Advantages and limitations of magnetic source imaging

Abstract

The term "magnetic source image" (MSI) describes the distribution of neuronal activity in the brain that can be deduced from measurements of the field pattern it produces across the scalp. The signals which provide the basis for an MSI are obtained from the magnetoencephalogram (MEG) which is conventionally recorded with superconducting detectors. Advances in MSI techniques during the past decade have revealed numerous aspects of the functional organization of human sensory systems that were previously unknown. In addition, studies of spontaneous signals, such as those in the alpha bandwidth, have identified specific cortical areas that support rhythmic activity.

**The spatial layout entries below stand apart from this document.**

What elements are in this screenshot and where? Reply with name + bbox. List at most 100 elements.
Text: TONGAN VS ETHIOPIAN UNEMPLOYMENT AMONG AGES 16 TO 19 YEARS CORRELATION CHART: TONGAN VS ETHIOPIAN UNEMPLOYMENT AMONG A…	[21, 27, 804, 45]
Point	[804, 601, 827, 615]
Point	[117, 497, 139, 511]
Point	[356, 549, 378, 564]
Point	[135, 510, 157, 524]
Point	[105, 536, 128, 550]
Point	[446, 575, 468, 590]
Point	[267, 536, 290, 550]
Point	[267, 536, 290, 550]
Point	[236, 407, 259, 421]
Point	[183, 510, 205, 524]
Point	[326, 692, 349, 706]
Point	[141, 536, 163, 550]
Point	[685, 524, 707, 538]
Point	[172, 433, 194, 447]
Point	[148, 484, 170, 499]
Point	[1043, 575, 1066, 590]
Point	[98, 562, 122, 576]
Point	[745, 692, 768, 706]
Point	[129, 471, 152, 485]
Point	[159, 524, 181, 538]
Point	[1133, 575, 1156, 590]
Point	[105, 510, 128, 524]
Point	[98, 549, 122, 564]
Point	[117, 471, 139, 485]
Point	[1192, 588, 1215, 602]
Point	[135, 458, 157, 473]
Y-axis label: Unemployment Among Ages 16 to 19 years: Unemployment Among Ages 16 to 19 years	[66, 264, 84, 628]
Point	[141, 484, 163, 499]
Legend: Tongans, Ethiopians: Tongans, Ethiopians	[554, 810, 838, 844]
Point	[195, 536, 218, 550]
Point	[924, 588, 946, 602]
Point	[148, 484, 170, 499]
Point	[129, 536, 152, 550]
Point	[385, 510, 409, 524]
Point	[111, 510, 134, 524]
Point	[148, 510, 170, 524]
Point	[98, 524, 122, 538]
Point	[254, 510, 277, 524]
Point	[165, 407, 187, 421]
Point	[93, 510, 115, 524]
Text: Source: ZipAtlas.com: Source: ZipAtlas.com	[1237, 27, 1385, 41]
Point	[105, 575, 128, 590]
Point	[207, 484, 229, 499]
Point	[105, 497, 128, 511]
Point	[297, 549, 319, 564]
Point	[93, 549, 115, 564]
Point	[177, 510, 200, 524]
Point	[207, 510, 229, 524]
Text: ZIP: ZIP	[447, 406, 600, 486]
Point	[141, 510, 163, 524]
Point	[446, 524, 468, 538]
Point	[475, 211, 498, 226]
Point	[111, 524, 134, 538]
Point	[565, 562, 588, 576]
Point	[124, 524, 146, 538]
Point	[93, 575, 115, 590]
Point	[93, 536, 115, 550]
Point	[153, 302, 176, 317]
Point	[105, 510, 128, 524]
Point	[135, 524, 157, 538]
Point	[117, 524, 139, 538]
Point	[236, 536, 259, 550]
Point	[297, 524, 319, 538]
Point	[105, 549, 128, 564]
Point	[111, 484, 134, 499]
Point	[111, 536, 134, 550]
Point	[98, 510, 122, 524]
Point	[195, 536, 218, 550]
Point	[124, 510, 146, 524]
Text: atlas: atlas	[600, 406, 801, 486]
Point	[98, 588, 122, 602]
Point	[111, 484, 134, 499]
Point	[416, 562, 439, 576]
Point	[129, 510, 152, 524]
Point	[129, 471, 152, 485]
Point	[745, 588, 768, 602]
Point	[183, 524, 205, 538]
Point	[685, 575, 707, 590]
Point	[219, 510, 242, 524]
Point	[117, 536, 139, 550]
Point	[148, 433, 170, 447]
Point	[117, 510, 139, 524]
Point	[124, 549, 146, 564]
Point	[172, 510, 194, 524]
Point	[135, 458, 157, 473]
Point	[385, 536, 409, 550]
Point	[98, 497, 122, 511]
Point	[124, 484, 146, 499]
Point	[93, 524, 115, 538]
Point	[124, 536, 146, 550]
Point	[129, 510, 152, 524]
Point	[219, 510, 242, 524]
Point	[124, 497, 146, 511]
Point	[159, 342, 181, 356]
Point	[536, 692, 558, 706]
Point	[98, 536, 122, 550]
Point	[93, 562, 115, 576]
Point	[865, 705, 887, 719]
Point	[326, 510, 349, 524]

Extensions of this approach to cognitive research are able to determine the active cortical areas where spontaneous activity is suppressed when a person is engaged in a task such as mental imagery and auditory memory recall. Because only the component of the intracellular current tangential to the overlying skull contributes to the extracranial field, a confined source--modeled as a current dipole--has a characteristic field pattern that simplifies the pattern recognition problem of identifying the underlying sources. This advantage is illustrated by the identification of simultaneously active sources in auditory primary and association cortex. Their separate localization makes it possible to characterize their functional differences. Because the source strength in an MSI may be inferred without knowledge of the electrical conductivities of intervening tissue, it is also possible to estimate the extent of cortical involvement. From the tangential source strength in an MSI, it is possible in most cases to determine the total source strength by taking account of the orientation of the cortical surface. This provides an objective, quantitative measure of the strength of neuronal activity. At present, the major limitation in more extensive use of MSI is the cost of instrumentation. While it requires no contact with the head, and measurements can commence within a few minutes of the arrival of the subject or patient, the present cost of a large array of sensors is two to three million dollars.